Masato YOSHIDA Kozo SATO Toshihiko HIROOKA Keisuke KASAI Masataka NAKAZAWA
We present detailed measurements and analysis of the guided acoustic wave Brillouin scattering (GAWBS)-induced depolarization noise in a multi-core fiber (MCF) used for a digital coherent optical transmission. We first describe the GAWBS-induced depolarization noise in an uncoupled four-core fiber (4CF) with a 125μm cladding and compare the depolarization noise spectrum with that of a standard single-mode fiber (SSMF).
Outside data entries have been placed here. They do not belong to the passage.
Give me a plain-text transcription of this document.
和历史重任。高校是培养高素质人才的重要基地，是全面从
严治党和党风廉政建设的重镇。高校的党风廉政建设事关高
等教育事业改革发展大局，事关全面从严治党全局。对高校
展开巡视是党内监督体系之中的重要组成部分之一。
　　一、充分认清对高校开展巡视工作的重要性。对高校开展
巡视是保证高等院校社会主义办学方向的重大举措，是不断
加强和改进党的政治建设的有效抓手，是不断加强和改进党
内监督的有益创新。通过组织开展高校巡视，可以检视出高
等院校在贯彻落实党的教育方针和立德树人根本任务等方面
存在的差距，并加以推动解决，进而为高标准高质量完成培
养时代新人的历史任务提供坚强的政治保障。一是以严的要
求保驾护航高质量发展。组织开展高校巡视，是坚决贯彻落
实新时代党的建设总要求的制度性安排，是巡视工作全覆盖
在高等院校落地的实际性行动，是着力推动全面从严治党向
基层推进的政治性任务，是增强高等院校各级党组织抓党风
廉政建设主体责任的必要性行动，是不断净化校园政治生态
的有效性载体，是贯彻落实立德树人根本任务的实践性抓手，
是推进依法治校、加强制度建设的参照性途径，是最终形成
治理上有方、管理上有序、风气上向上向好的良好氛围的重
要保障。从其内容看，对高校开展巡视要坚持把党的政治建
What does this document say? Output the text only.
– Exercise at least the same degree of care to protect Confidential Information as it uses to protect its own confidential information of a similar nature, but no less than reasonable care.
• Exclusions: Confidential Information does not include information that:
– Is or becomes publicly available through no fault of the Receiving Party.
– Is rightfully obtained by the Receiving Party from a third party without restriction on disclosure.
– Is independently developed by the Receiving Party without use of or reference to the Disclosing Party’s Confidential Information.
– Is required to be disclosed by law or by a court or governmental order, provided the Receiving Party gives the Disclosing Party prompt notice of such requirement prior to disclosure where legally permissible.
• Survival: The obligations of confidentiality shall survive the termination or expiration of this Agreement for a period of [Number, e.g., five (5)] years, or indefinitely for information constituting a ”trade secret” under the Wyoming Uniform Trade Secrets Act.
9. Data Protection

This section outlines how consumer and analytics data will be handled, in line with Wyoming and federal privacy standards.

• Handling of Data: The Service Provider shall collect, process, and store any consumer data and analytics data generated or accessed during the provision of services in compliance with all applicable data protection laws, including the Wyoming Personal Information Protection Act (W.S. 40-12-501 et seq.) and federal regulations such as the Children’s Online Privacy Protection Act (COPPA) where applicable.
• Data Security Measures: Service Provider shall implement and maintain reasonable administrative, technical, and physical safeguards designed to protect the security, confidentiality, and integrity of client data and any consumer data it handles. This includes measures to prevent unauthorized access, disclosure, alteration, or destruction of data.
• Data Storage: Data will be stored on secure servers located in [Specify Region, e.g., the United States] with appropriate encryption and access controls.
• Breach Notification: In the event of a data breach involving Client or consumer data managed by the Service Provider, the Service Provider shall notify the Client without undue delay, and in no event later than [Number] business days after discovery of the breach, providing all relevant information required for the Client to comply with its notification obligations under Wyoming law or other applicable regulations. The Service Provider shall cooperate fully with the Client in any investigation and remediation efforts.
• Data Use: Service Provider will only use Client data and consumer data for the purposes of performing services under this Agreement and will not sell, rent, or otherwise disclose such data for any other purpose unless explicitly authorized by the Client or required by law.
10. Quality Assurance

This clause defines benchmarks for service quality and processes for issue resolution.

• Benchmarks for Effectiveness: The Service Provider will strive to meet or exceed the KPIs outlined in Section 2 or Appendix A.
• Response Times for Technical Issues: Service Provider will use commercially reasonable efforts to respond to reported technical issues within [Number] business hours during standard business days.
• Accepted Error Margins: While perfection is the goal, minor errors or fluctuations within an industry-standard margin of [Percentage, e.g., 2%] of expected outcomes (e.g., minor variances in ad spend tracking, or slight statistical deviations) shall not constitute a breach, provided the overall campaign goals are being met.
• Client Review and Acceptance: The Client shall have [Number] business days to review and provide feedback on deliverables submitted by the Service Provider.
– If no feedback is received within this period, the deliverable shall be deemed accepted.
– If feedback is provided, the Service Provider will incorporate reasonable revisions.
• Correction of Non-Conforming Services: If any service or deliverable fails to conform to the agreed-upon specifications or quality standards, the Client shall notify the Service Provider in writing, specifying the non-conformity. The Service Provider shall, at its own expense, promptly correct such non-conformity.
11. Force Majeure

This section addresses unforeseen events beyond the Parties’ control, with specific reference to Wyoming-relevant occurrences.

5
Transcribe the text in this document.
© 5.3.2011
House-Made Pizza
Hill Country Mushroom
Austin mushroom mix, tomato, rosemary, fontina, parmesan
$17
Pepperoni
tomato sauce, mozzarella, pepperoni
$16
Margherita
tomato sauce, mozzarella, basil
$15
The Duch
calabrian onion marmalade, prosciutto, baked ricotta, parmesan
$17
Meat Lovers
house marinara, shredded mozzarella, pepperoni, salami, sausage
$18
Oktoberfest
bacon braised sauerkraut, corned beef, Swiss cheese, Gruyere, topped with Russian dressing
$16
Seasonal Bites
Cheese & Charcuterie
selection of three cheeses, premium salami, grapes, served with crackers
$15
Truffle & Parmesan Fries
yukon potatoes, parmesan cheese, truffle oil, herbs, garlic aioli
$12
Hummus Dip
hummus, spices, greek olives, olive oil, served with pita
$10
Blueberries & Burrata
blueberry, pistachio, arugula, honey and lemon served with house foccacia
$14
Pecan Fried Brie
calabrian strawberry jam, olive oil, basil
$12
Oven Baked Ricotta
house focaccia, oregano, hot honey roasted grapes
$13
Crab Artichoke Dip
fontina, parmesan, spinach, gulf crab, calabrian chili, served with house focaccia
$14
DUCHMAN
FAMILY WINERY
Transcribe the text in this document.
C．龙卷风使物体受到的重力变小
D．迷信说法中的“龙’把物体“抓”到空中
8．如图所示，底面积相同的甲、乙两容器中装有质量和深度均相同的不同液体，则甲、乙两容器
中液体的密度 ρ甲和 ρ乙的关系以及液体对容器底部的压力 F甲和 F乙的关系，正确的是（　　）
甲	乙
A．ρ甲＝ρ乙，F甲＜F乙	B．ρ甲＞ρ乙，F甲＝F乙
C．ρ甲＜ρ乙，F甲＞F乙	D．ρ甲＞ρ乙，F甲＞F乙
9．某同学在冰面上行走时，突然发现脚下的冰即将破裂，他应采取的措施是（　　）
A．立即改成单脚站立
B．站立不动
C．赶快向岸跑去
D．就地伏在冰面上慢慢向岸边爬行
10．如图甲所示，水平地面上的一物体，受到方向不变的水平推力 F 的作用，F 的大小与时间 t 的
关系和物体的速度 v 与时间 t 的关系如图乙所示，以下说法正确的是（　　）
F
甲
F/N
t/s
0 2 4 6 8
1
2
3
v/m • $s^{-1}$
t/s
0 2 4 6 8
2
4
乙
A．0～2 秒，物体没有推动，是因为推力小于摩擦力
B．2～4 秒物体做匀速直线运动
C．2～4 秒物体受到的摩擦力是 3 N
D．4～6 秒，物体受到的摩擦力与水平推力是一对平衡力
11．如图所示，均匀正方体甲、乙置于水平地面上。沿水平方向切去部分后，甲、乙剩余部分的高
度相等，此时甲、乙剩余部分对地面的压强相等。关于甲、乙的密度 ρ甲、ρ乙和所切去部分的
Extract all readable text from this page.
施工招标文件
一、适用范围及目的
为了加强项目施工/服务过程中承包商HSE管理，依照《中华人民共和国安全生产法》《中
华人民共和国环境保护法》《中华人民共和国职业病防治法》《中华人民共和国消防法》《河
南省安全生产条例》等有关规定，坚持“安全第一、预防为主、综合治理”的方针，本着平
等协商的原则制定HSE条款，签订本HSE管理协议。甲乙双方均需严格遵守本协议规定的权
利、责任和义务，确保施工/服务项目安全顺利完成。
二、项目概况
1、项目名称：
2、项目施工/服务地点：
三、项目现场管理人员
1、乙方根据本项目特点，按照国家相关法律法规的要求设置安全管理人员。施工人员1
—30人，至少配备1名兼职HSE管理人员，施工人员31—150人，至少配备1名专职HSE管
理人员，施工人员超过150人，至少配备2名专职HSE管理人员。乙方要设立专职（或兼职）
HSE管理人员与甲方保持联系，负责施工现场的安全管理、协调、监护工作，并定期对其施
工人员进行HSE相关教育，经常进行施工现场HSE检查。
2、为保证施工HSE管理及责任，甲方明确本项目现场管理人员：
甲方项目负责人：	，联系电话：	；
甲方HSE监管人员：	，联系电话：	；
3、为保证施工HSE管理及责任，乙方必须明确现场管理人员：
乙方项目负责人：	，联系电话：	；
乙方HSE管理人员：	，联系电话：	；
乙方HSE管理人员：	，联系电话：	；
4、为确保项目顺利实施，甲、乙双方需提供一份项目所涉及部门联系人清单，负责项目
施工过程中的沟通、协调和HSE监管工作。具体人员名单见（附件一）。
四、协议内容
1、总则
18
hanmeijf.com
We found that off-center cores in the 4CF are dominantly affected by higher-order TRn,m modes rather than the TR2,m mode unlike in the center core, and the total power of the depolarization noise in the 4CF was almost the same as that in the SSMF. We also report measurement results for the GAWBS-induced depolarization noise in an uncoupled 19-core fiber with a 240μm cladding. The results indicate that the amounts of depolarization noise generated in the cores are almost identical. Finally, we evaluate the influence of GAWBS-induced polarization crosstalk (XT) on a coherent QAM transmission. We found that the XT limits the achievable multiplicity of the QAM signal to 64 in a transoceanic transmission with an MCF.